On Friday, developers Atlantic Pacific Communities and Related Urban Development Group learned they will have two weeks to refine their July proposals and submit them for a second review. At that point, a county developer selection committee will rank their proposals.
The two developers have already been vetted once by the committee. In October, their proposals were ranked first and second out of six bidders. But instead of resulting in a recommendation to Gimenez and a vote by county commissioners, those committee results were sent to the county attorney’s office over concerns about one member’s scoring.
Since then, developers, administrators and politicians have remained under a standard procurement gag order. The silence created uncertainty and anxiety in Liberty City and fueled a lobbying war between attorneys for the two top-ranked developers as everyone waited for news on how Gimenez would move forward.
That announcement came Friday, when selection committee chairwoman Indira Rajkumar-Futch notified the two developers that they have until Feb. 5 to submit a revised, best offer, or stick with their current proposals. The other four developers are out of the running.
In July, Atlantic Pacific Communities proposed a $287 million redevelopment that would create 1,549 affordable, low-income and market-rate units inside a variety of duplexes, row houses, garden-style apartments and town homes. They planned a 1,200-student K-12 charter school, a 34,000-square-foot community center, a town square, and 25,000 square feet of retail.
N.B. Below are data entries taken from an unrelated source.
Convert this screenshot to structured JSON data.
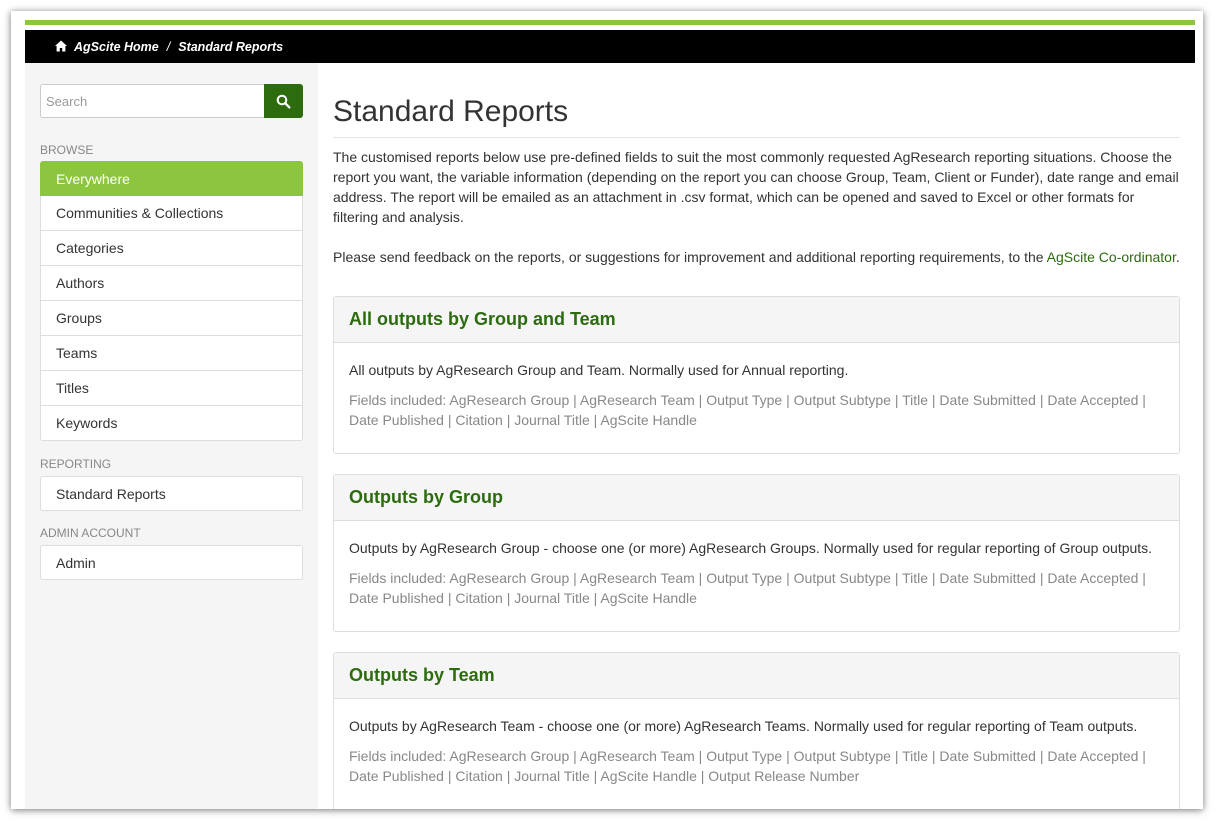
{
  "breadcrumb": {
    "home": "AgScite Home",
    "separator": "/",
    "current": "Standard Reports"
  },
  "search": {
    "placeholder": "Search",
    "button_icon": "search-icon"
  },
  "sidebar": {
    "browse_label": "BROWSE",
    "browse_items": [
      {
        "label": "Everywhere",
        "active": true
      },
      {
        "label": "Communities & Collections"
      },
      {
        "label": "Categories"
      },
      {
        "label": "Authors"
      },
      {
        "label": "Groups"
      },
      {
        "label": "Teams"
      },
      {
        "label": "Titles"
      },
      {
        "label": "Keywords"
      }
    ],
    "reporting_label": "REPORTING",
    "reporting_items": [
      {
        "label": "Standard Reports"
      }
    ],
    "admin_label": "ADMIN ACCOUNT",
    "admin_items": [
      {
        "label": "Admin"
      }
    ]
  },
  "main": {
    "title": "Standard Reports",
    "intro": "The customised reports below use pre-defined fields to suit the most commonly requested AgResearch reporting situations. Choose the report you want, the variable information (depending on the report you can choose Group, Team, Client or Funder), date range and email address. The report will be emailed as an attachment in .csv format, which can be opened and saved to Excel or other formats for filtering and analysis.",
    "feedback_text": "Please send feedback on the reports, or suggestions for improvement and additional reporting requirements, to the ",
    "feedback_link": "AgScite Co-ordinator",
    "feedback_end": ".",
    "reports": [
      {
        "title": "All outputs by Group and Team",
        "description": "All outputs by AgResearch Group and Team. Normally used for Annual reporting.",
        "fields": "Fields included: AgResearch Group | AgResearch Team | Output Type | Output Subtype | Title | Date Submitted | Date Accepted | Date Published | Citation | Journal Title | AgScite Handle"
      },
      {
        "title": "Outputs by Group",
        "description": "Outputs by AgResearch Group - choose one (or more) AgResearch Groups. Normally used for regular reporting of Group outputs.",
        "fields": "Fields included: AgResearch Group | AgResearch Team | Output Type | Output Subtype | Title | Date Submitted | Date Accepted | Date Published | Citation | Journal Title | AgScite Handle"
      },
      {
        "title": "Outputs by Team",
        "description": "Outputs by AgResearch Team - choose one (or more) AgResearch Teams. Normally used for regular reporting of Team outputs.",
        "fields": "Fields included: AgResearch Group | AgResearch Team | Output Type | Output Subtype | Title | Date Submitted | Date Accepted | Date Published | Citation | Journal Title | AgScite Handle | Output Release Number"
      }
    ]
  },
  "colors": {
    "accent_green": "#8cc63f",
    "dark_green": "#2d6b0f",
    "topbar": "#000000"
  }
}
Related Urban proposed 1,034 residential units, including 216 at nearby Lincoln Gardens and 818 at Liberty Square, which would be rebranded as Unity Village. The project includes a museum operated by HistoryMiami, a renovated community center and a community health center operated by the Jessie Trice Community Health Foundation. Academica, the nation's largest for-profit charter school company, would run a K-2 charter school and a K-8 charter school on site.